Individual portfolio managers have the flexibility to manage each portfolio as distinct and uniquely tailored to the client’s risk tolerance, goals and personal profile. These managers forego the benefit of economies of scale but are not bound to trade consistently and incur the losses associate with volatility. Furthermore, they can substantially reduce turnover costs as well by adopting stable screens that identify, on a quarterly or annual basis, investments that represent an inherent value relative to the market. Thus individual portfolio managers can approach an optimum level of turnover that is far lower than the turnover costs which larger funds must absorb.
Mutual Fund Costs and Fees
Many other costs and fees are subtly woven into fund expenses which are outlined below:
12b-1 fees are distribution fees which are commissions to brokers selling a fund.
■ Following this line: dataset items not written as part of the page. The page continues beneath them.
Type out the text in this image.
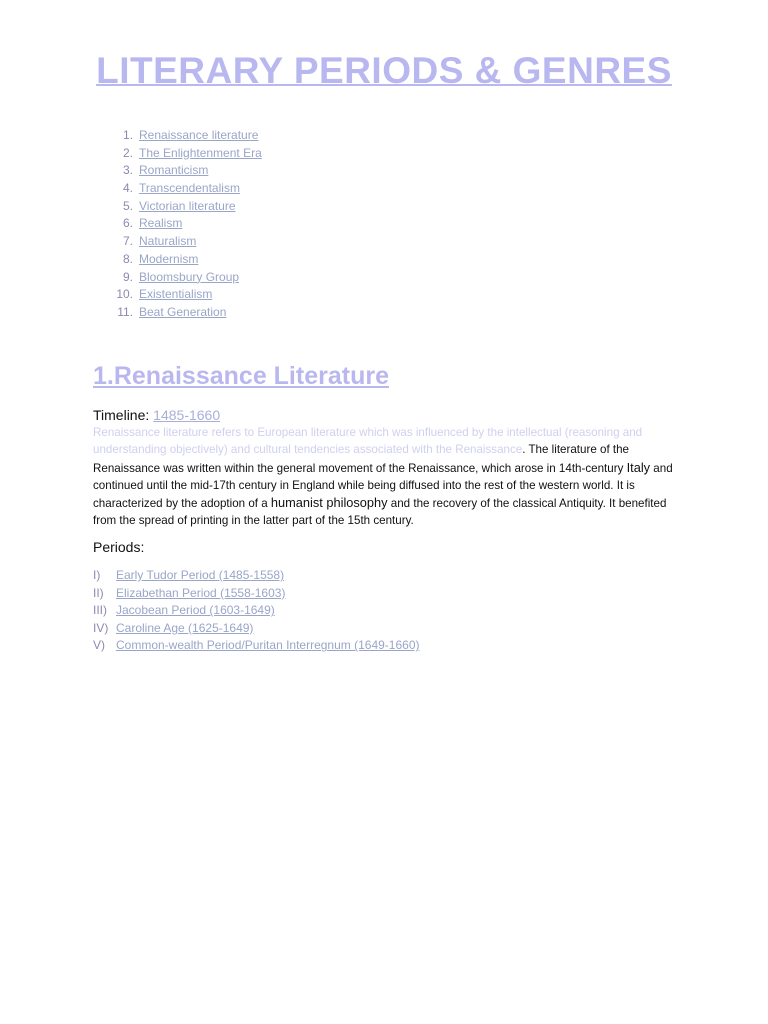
LITERARY PERIODS & GENRES
1. Renaissance literature
2. The Enlightenment Era
3. Romanticism
4. Transcendentalism
5. Victorian literature
6. Realism
7. Naturalism
8. Modernism
9. Bloomsbury Group
10. Existentialism
11. Beat Generation
1.Renaissance Literature

Timeline: 1485-1660

Renaissance literature refers to European literature which was influenced by the intellectual (reasoning and understanding objectively) and cultural tendencies associated with the Renaissance. The literature of the Renaissance was written within the general movement of the Renaissance, which arose in 14th-century Italy and continued until the mid-17th century in England while being diffused into the rest of the western world. It is characterized by the adoption of a humanist philosophy and the recovery of the classical Antiquity. It benefited from the spread of printing in the latter part of the 15th century.

Periods:

I) Early Tudor Period (1485-1558)
II) Elizabethan Period (1558-1603)
III) Jacobean Period (1603-1649)
IV) Caroline Age (1625-1649)
V) Common-wealth Period/Puritan Interregnum (1649-1660)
Sales commission front or back end loads.
Fund of fund loads which occur when a mutual fund holds shares of another fund.
These fees can be as low as a few tenths of a percent or as high several percent, depending on how long an investor holds the fund, whether the fund is actively or passively managed, and what the fund directors determine to maximize.
Evaluating Investment Managers
Finding an investment professional to actively manage one’s investments is neither easy nor riskless. For third party money managers, there is a track record but there is also the volatility and turnover risk as well as an impersonal relationship. Referrals from satisfied clients are also possible, but of course this is anecdotal evidence. There is the survivability criteria which assumes that managing investments is an acquired skill and those that have been in the asset management industry for a longer period have learned a lot of lessons. Credentials such as a CPA or CFA are signs of a longer term commitment to the financial industry, but of course, these also have a cost that must at some point be recovered. Additionally, one can judge investment professionals based upon their fee structures. Too high or too low a fee is sign that the advisory fee structure is skewed or unreasonable. There is also the background information that the SEC and other institutions hold on all investment professionals which can be obtained either on line or by request. Finally, potential clients should interview the investment manager if possible to assess their common values, trustworthiness and competency. The more degrees of separation between the client and the manager, the more likely that important client criteria may not be considered in investment decisions. Most clients approach this decision based on some or all of these criteria.
Personal, active financial portfolio managers, such as KENETEX Wealth Management, have the ability to manage portfolios on a personalized, custom basis to minimize trading cost, optimize investment selection and social responsibility, reduce inherent institutional costs and provide a valuable service to investors intent on managing their wealth.